L’armée tchadienne a lancé une opération militaire de grande envergure dans la région frontalière d’Al-Tina, à la suite d’une attaque de drone contre une ville, qui a fait 19 morts lit-on sur le site Sudan Tribune. Sur instruction du chef de l’État, Mahamat Idriss Déby Itno, les forces armées tchadiennes ont mené une série de perquisitions dans les zones frontalières afin de saisir des armes. Environ 200 engins militaires ont été déployés le long de la frontière.

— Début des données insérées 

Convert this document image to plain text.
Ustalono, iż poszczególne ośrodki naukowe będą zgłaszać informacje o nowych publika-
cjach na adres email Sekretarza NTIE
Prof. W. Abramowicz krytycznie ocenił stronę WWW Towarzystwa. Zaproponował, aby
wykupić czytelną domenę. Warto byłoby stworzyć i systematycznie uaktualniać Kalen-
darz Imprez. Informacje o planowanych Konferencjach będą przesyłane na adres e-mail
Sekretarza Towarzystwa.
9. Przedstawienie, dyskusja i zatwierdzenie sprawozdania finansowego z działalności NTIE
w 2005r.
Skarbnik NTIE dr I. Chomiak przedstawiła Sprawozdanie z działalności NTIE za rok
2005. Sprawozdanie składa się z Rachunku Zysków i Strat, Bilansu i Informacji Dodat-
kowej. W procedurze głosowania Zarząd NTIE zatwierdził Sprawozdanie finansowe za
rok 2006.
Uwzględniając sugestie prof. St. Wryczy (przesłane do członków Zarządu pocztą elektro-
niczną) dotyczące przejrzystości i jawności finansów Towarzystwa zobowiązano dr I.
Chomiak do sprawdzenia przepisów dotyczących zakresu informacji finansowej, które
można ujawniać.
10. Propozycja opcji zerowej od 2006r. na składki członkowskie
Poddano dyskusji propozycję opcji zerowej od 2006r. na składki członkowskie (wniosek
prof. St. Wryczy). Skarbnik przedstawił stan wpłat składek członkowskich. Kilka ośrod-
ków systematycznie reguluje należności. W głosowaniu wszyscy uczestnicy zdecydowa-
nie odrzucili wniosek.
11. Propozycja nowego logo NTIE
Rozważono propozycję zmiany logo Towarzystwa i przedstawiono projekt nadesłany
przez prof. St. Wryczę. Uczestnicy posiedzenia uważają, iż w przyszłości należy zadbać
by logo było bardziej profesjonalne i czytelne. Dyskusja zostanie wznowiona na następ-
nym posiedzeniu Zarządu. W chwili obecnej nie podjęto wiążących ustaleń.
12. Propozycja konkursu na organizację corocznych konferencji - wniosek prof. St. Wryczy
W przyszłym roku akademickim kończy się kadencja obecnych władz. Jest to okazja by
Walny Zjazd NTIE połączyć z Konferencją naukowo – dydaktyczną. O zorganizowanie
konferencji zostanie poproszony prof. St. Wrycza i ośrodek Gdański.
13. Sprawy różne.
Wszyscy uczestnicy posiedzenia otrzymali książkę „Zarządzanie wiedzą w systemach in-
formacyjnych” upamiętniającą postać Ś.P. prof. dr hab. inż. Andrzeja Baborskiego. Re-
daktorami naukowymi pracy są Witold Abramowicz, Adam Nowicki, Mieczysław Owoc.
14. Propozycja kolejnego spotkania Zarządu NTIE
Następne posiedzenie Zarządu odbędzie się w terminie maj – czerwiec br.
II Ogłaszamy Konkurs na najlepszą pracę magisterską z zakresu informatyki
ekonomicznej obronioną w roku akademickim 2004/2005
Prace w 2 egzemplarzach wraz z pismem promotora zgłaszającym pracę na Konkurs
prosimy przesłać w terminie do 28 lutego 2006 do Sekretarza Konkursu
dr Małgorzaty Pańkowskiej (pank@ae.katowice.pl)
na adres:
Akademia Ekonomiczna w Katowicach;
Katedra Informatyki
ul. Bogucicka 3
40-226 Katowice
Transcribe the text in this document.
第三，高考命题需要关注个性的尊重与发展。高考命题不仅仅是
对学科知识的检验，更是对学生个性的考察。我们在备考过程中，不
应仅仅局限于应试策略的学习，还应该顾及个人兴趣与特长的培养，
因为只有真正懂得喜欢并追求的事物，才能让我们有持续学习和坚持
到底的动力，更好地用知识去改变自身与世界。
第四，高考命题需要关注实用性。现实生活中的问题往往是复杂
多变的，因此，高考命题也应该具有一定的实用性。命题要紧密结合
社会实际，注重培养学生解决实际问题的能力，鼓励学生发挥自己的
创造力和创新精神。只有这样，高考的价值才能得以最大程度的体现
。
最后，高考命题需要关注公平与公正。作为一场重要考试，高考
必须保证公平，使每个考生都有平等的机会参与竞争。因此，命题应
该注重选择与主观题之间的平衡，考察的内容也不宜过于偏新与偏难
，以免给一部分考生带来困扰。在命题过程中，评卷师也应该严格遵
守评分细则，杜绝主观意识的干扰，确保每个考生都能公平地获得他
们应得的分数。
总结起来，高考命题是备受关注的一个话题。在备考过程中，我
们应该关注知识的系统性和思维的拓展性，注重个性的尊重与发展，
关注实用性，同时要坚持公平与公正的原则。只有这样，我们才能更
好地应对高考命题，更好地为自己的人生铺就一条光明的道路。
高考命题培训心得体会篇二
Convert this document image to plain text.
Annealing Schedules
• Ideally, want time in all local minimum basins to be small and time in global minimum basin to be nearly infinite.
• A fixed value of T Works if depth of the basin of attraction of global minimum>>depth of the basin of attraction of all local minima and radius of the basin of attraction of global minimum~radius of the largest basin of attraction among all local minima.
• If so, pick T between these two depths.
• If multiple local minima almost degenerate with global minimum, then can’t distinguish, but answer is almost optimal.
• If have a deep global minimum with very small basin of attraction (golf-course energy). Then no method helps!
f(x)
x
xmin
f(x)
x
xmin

Les autorités tchadiennes ont également imposé des restrictions au passage des civils et interdit aux habitants des zones frontalières de porter l’uniforme militaire ainsi que le turban « kadamoul », souvent associé aux rebelles au Soudan.
Une délégation gouvernementale dirigée par l e premier ministre, Allamaye Halina, s’est rendue dans la région du Wadi Fira afin d’évaluer la situation. Le président tchadien a ordonné de réagir immédiatement à toute menace provenant du Soudan.
Dans la nuit de mercredi à jeudi, un drone en provenance du Soudan a frappé des civils dans la ville de Tiné. L’attaque a fait 19 morts et 66 blessés, qui ont été transportés à l’hôpital de la ville. Les rebelles des Forces de soutien rapide (FSR) ont accusé l’armée gouvernementale d’être responsable de l’attaque, mais les autorités soudanaises ont rejeté ces accusations, affirmant que le drone appartenait aux FSR.
À la suite de cet incident, le président tchadien a ordonné la fermeture totale de la frontière long de 1 300km entre les deux pays et placé l’armée en état d’alerte maximale. Le Tchad, qui a servi de corridor de ravitaillement en armes et en matériel pour les Forces de soutien rapide, est désormais devenu une cible du conflit au Soudan, avec des incursions régulières d’hommes armés sur son territoire.